第936話 ■うるう曜日(3)

<前話からのつづき>

 例の閣議の翌日だから、金曜日ということになる。官邸をはじめ、マスコミなどに同じような内容のメールが次々に舞い込んだ。「バカげたことを言うんじゃない!。何が『うるう曜日』だ。コンピュータはどうなるんだ??!」。そのメールの最大公約数はこんな感じだった。中には冷静にコンピュータのカレンダーの曜日が『うるう曜日』以降、合わなくなってしまう事や、それを修復するための修正プログラムなどでどれほどの費用や社会的な影響が出るかを説明して来るメールもあった。「コンピュータ『うるう曜日』問題」の勃発である。

 メールの内容がようやく理解できた官房長官は予算委員会に出席中の総理にメモを差し入れ、総理は事態が呑み込めないものの、休憩の合い間に委員会室を抜け出した。「官房長官。いったい何の騒ぎだ?!」。「総理大変です。例の『うるう曜日』の件で、コンピュータに多大な影響が出ることが分かりました」。「何????」。その後は総理大臣秘書官が説明を続けた。「それで、対応策はあるのか?」。「影響の深刻さとしては2000年問題のときほどには及ばないと思いますが、あのときは事前に数年前から準備ができていました。今回はその期間が短すぎます。最近のコンピュータであれば、修正プログラムでカレンダー部分の書き換えは可能ですが、初心者には難しすぎてほとんど無理だと思います」。

 「コンピュータ『うるう曜日』問題」はマスコミの格好の餌食となった。影響はコンピュータだけではなく、ビデオデッキにも及ぶ。予約録画のカレンダーがズレてしまう。これは部品を交換しないことには対応できない。この不況期に新しい需要が期待できるわけでなく、対応のコストだけが出て行くため、コンピュータと家電の業界はこぞってこの『うるう曜日』に反対を唱えた。国民のほとんども、「わざわざ余計な事をして!」と怒っている。内閣支持率は急激に落ち込み、20%を割った。

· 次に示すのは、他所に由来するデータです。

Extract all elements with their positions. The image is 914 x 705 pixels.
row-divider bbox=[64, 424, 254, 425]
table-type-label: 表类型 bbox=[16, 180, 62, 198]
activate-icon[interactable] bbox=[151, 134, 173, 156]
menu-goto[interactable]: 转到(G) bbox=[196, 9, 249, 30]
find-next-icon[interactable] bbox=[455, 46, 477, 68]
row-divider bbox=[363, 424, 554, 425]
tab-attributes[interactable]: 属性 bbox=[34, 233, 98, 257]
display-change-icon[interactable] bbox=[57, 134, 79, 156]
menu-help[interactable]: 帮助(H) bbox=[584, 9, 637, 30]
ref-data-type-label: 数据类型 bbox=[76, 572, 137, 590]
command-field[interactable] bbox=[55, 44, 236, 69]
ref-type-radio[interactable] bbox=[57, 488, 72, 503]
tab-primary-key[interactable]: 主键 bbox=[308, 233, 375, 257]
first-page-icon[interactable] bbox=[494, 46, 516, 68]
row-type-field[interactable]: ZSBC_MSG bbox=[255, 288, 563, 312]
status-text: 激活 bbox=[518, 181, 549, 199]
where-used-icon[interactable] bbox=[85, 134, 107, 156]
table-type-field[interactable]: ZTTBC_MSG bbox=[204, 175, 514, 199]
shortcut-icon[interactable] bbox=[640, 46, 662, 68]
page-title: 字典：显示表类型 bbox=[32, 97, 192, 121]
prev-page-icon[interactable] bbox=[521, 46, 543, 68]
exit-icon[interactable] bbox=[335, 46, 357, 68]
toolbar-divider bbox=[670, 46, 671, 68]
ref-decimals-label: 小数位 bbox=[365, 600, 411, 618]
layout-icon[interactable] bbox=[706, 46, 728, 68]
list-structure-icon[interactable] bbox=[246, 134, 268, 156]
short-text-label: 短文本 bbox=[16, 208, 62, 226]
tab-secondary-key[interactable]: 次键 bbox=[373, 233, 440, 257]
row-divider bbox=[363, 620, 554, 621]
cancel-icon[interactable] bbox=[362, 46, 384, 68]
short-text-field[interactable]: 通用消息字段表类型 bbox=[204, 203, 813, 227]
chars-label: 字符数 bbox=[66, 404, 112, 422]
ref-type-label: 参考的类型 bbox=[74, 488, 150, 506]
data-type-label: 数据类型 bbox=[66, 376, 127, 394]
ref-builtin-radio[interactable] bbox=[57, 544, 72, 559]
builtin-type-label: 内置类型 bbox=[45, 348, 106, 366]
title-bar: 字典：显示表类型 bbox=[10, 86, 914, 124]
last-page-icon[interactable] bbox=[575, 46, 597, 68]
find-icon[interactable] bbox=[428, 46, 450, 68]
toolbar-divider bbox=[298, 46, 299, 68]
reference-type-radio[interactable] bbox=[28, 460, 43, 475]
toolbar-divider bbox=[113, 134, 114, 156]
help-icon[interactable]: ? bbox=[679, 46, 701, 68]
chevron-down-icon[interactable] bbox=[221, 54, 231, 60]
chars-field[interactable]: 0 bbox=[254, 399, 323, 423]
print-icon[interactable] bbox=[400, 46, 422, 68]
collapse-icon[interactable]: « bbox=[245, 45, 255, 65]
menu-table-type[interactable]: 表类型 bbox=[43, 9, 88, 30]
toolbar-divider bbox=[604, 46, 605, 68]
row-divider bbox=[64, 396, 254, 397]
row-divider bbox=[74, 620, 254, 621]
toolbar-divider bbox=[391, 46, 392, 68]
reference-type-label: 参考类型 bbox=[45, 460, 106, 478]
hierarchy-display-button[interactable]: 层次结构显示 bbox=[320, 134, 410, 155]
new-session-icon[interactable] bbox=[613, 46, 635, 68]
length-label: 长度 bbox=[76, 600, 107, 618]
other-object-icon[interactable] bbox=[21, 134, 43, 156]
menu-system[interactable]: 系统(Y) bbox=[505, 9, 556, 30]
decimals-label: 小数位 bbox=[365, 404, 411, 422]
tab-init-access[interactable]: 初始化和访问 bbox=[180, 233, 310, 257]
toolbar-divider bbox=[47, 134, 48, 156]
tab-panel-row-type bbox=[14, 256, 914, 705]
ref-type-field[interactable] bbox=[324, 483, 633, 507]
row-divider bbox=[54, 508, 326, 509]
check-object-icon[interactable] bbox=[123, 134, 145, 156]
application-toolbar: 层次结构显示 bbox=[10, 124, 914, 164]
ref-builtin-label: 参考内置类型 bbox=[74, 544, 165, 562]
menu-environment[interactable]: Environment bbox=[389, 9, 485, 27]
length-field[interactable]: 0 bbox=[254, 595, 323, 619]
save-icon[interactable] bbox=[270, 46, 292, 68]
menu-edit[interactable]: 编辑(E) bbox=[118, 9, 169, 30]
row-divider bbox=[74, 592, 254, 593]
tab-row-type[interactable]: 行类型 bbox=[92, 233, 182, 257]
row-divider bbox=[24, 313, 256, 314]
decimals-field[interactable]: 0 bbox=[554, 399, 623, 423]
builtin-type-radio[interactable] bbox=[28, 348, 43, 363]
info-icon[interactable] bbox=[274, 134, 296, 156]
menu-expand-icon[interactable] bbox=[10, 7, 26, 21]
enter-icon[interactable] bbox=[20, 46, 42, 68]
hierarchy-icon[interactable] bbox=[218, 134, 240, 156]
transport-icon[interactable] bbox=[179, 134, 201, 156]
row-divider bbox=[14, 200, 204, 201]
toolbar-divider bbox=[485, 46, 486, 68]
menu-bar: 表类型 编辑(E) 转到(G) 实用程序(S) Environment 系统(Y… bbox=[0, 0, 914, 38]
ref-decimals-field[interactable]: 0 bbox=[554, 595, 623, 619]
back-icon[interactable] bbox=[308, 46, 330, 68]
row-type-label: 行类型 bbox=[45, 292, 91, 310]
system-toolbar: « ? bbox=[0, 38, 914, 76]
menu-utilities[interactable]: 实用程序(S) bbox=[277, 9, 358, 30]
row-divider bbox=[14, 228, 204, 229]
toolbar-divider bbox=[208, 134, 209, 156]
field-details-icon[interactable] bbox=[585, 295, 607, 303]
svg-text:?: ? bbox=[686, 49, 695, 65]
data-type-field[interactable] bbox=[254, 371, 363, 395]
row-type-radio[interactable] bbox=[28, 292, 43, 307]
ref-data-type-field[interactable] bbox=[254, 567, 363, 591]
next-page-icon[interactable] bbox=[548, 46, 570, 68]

 一方、アメリカで『うるう曜日』の実施のことを知る人は意外に少なかった。それを良いことに、大統領は振り上げたこぶしをそっと下ろして、実施を取り消す決定をした。結局我が国も『うるう曜日』の中止を取り決め、告知した。しかし、責任問題は残る。国会は会期中ながら、予算案が衆院を通過した時点で、野党は内閣不信任決議案を本会議に上程した。世論の後押しもあり、今度ばかりは野党に風が吹いている。「思慮が浅く、これからのIT社会に対応できない人々」と決議案の中で謳われ、レッテルを貼られた彼らは本会議の採決で決着を図るか、その前に総辞職するべきかを決めるために閣議に臨んでいる。木曜日の午前中の官邸。議論が長引いているのか、午後からの衆院本会議まで、残されてた時間はわずか。一足先に、そこにはかつての内閣府官房長の姿はなかった。